I'm very glad that Julia Bricklin wrote this book. By that, I don't just mean that I'm glad someone researched and wrote a modern biography of Ned Buntline, but that I'm glad that it was Julia who chose to focus her keen eye on Mr. Judson as a subject. Most western writers/biographers (read: men) would have mishandled the human part of dealing with his misdeeds, which were many and often quite unique. Bricklin provides the cultural context to soften the blow, but without excusing the man solely because he created something lasting and important in the western and in his frontier heroes Buffalo Bill and Texas Jack.
Reading The Notorious Ned Buntline, I found myself in equal parts abhorring Buntline while kind of pulling for him too. Bricklin's words paint him as an awful and awfully endearing man, one capable of treating his loved ones terribly in one moment and in the next acting with tenderness and care. The way the author weaves Buntline's wives in and out is really fascinating, and I felt like they each had a personality and a place in the story beyond just "one of Buntline's women."
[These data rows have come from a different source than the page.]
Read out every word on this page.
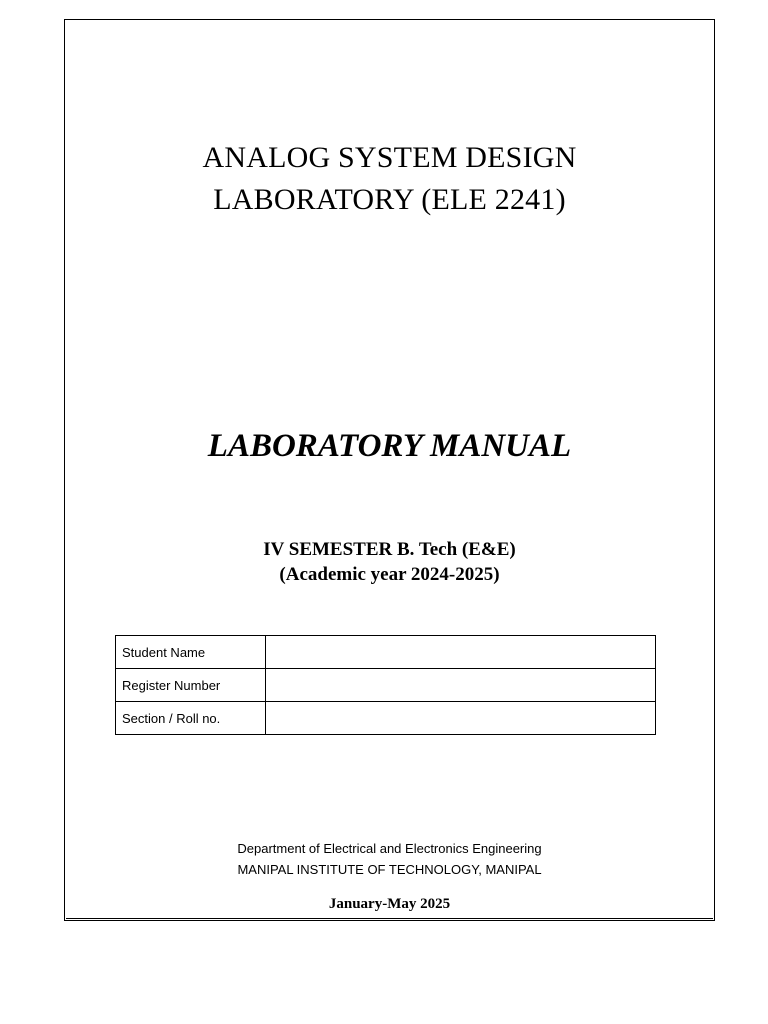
ANALOG SYSTEM DESIGN
LABORATORY (ELE 2241)
LABORATORY MANUAL
IV SEMESTER B. Tech (E&E)
(Academic year 2024-2025)
Student Name	
Register Number	
Section / Roll no.	
Department of Electrical and Electronics Engineering
MANIPAL INSTITUTE OF TECHNOLOGY, MANIPAL
January-May 2025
This is a story of a man whose duality and hypocrisy rise to heights that seem almost unbelievable. A man whose life was as uniquely full of adventure as any of the subjects of his many dime novels. With incredible clarity and narrative drive, this book takes that life and shows why it was both repellent and relevant. If you want to understand the American West, read this book about the man that wrote it wild.